恋愛の神様
「雨……降ってましたか。」
呆けた面持ちを上げますと、草賀さんがベッドから腰を上げゆっくり近づいてきました。
―――温かい。
何も言わず抱きしめられ、否も応もなくそう思いました。
抱きしめられる事で、自分が随分冷えていた事にようやく気付いたのです。
そりゃそうですよね。ただでさえ肌寒いこの季節に雨にずぶ濡れになったまま部屋でぼんやりしていたのですから、凍えていて当然です。

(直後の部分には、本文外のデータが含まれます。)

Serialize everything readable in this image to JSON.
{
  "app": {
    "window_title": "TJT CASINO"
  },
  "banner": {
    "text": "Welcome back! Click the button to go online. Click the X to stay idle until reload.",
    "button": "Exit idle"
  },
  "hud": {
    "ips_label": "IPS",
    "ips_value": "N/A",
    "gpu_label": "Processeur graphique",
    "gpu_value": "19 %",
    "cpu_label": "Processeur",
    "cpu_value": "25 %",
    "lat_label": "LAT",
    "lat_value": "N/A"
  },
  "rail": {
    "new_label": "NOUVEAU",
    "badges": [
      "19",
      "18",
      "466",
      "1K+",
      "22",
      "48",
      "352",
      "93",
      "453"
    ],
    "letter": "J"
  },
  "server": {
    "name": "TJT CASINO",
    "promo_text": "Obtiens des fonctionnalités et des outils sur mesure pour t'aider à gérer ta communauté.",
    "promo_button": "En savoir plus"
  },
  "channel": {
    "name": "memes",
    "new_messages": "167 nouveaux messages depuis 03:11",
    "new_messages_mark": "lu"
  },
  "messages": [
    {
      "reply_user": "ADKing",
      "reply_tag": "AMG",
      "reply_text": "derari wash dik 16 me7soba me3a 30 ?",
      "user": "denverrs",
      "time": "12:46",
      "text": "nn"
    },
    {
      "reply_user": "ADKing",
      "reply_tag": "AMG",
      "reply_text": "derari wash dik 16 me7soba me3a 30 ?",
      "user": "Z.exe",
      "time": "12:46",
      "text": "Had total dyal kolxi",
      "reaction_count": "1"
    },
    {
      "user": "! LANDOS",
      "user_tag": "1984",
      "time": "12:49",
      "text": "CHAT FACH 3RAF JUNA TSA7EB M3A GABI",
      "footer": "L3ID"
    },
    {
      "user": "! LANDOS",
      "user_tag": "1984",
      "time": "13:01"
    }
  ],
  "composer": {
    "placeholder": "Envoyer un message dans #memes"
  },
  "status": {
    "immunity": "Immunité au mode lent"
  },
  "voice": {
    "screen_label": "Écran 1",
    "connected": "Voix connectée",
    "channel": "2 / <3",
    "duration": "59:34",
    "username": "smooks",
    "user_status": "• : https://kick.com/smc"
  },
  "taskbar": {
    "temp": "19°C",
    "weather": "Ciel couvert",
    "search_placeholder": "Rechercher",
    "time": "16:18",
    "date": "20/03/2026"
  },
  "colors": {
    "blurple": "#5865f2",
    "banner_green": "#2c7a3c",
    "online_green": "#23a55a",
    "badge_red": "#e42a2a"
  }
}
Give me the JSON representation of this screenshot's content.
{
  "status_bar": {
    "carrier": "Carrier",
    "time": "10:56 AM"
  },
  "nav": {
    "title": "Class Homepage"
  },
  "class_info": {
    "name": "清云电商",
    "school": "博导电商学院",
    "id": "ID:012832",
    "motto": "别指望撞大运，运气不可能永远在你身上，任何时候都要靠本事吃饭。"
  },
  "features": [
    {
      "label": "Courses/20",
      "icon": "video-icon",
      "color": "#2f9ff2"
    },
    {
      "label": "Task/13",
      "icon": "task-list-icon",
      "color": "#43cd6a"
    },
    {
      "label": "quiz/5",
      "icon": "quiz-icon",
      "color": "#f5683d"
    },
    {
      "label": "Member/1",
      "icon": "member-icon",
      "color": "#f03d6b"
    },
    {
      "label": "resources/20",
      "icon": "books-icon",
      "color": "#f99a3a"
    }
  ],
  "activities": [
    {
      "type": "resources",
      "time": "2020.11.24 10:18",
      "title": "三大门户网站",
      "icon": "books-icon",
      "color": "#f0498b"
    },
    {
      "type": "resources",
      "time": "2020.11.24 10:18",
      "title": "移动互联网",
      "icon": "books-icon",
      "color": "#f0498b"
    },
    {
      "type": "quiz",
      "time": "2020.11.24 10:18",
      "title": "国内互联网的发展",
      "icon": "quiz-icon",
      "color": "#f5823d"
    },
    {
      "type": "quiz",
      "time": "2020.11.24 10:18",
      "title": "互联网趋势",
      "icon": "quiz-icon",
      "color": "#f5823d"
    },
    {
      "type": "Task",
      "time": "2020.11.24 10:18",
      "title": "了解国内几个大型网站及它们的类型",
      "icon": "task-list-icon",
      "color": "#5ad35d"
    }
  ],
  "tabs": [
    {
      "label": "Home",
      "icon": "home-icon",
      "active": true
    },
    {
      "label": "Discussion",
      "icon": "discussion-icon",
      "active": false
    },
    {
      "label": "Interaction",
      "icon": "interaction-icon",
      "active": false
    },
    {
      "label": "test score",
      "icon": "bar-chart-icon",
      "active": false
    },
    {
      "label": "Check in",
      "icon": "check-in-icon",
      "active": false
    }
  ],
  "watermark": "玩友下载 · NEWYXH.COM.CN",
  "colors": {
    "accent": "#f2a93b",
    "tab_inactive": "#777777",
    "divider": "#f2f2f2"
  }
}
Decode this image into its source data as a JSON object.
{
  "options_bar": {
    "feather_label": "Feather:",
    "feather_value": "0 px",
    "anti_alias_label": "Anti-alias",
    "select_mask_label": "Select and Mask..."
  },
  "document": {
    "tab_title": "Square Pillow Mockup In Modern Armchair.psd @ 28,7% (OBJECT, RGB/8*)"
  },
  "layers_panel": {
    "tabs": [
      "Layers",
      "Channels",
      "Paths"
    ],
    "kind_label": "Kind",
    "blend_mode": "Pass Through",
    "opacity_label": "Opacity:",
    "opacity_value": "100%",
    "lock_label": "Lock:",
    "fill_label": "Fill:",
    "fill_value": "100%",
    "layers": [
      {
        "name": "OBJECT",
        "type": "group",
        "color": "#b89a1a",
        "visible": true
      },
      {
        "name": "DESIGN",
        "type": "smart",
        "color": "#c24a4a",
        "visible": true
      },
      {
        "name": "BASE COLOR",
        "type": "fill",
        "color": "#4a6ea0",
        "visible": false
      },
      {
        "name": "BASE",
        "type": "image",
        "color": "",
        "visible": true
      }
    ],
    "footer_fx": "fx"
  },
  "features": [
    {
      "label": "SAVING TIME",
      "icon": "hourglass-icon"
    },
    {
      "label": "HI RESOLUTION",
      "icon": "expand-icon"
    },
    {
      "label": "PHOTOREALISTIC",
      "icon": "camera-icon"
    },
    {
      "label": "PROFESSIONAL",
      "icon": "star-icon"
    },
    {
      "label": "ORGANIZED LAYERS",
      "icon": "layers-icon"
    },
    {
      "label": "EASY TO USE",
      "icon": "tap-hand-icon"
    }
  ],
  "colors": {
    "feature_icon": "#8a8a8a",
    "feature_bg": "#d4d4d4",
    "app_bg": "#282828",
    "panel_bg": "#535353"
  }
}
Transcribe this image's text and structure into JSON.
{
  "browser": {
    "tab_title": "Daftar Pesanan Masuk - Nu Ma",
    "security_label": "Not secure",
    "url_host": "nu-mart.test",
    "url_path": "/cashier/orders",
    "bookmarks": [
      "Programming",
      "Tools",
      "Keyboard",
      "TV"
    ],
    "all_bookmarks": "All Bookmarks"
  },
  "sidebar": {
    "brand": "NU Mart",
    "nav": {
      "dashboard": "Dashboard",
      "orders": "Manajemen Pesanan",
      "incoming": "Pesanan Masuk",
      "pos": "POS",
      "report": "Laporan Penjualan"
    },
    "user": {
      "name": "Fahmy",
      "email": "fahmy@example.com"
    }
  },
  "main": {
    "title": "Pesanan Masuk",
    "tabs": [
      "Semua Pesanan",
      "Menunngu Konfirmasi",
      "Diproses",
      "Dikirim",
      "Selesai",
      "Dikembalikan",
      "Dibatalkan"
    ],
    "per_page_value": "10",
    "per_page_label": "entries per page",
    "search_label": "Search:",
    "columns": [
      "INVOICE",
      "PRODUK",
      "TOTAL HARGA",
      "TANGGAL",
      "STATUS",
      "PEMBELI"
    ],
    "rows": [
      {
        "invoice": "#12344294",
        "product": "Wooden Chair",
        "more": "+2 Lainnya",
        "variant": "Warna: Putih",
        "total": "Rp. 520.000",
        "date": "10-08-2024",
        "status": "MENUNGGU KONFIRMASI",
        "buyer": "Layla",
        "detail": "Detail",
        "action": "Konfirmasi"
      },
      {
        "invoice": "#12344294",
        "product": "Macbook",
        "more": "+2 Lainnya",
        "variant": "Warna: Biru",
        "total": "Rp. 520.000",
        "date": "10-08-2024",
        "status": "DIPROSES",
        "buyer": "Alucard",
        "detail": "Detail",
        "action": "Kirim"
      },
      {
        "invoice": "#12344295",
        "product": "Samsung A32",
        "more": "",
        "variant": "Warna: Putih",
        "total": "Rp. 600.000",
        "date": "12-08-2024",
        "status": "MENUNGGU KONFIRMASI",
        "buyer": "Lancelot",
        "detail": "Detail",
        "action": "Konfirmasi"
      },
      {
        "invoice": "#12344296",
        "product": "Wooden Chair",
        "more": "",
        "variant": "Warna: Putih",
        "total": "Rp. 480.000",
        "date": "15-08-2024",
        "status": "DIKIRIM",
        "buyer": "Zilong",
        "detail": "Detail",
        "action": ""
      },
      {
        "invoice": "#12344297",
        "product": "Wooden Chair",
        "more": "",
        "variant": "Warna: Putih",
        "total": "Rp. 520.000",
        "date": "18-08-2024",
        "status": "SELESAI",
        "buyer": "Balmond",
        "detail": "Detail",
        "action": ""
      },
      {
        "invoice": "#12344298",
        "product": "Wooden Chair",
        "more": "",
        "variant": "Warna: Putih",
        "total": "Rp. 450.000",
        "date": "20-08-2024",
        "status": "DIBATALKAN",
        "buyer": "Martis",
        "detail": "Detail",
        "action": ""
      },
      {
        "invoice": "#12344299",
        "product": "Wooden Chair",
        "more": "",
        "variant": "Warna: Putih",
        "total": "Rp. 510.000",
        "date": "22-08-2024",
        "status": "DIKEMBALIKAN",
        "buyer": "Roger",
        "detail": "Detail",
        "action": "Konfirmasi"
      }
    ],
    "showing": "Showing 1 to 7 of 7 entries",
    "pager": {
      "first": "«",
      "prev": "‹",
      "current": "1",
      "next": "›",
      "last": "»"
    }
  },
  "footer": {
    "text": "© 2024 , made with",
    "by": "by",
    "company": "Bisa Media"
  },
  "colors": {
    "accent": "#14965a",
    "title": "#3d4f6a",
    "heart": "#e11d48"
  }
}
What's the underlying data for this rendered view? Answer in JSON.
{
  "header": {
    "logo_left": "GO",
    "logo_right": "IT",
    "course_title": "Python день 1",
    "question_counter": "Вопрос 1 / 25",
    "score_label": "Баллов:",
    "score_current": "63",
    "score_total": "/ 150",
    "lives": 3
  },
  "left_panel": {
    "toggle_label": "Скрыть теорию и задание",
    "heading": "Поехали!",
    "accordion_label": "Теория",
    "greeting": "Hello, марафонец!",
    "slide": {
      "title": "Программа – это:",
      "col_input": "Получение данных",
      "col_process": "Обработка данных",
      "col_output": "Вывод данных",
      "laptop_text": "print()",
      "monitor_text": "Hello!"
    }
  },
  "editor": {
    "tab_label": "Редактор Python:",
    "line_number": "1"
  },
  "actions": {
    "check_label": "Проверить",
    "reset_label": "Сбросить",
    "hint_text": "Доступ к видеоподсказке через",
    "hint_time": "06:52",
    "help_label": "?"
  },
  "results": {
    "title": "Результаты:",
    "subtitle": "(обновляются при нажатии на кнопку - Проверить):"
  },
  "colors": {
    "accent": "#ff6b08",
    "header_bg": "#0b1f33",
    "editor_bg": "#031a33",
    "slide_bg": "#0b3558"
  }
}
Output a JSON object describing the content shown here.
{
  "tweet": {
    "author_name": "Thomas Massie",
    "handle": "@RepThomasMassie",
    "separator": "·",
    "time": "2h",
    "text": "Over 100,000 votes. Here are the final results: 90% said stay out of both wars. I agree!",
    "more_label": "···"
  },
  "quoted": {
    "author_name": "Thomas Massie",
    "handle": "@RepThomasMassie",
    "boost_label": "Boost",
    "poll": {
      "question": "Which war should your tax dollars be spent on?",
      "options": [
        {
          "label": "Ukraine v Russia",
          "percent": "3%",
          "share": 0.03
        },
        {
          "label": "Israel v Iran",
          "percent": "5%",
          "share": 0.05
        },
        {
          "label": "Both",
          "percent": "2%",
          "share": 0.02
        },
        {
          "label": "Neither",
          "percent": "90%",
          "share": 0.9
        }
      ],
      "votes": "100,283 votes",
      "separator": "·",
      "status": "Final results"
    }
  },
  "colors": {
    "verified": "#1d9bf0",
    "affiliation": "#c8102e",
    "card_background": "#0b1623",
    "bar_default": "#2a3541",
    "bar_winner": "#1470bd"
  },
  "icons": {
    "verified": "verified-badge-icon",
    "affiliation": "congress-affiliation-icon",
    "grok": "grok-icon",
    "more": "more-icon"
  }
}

それなのにワタクシ、今の今まで気にしていなかったなんて……どこか壊れてしまったのでしょうか?
草賀さんはヨシヨシと子供を宥めるみたいに、私を優しく撫でながらおっしゃいました。
「オマエさ、失恋したんだよ。……チィちゃん多分、初恋?だったんだろーにさ。」
は……?
シツレン?
…………一体、誰に???
「森のクマさんに。」
私はきょとんとしたまま草賀さんを見上げました。
草賀さんはいつもより優しい顔で、少しだけイタイみたいに笑っています。
「……意味を計りかねます。だって……言うに及ばず、ワタクシこれまでどれだけ片思いをして玉砕してきたか。……それにどうして鹿島部長などと…」
今更失恋如きでこんなに壊れません。
しかも、ワタクシがいつ鹿島部長で騒ぎましたか?
「だからさ、オマエにとって今までのはノリてか、恋に恋するってか……運命の相手を探すっていう名目で、手当たり次第に突進してただけだろ。」
トントンと大きな手が背中をリズミカルに優しく叩きます。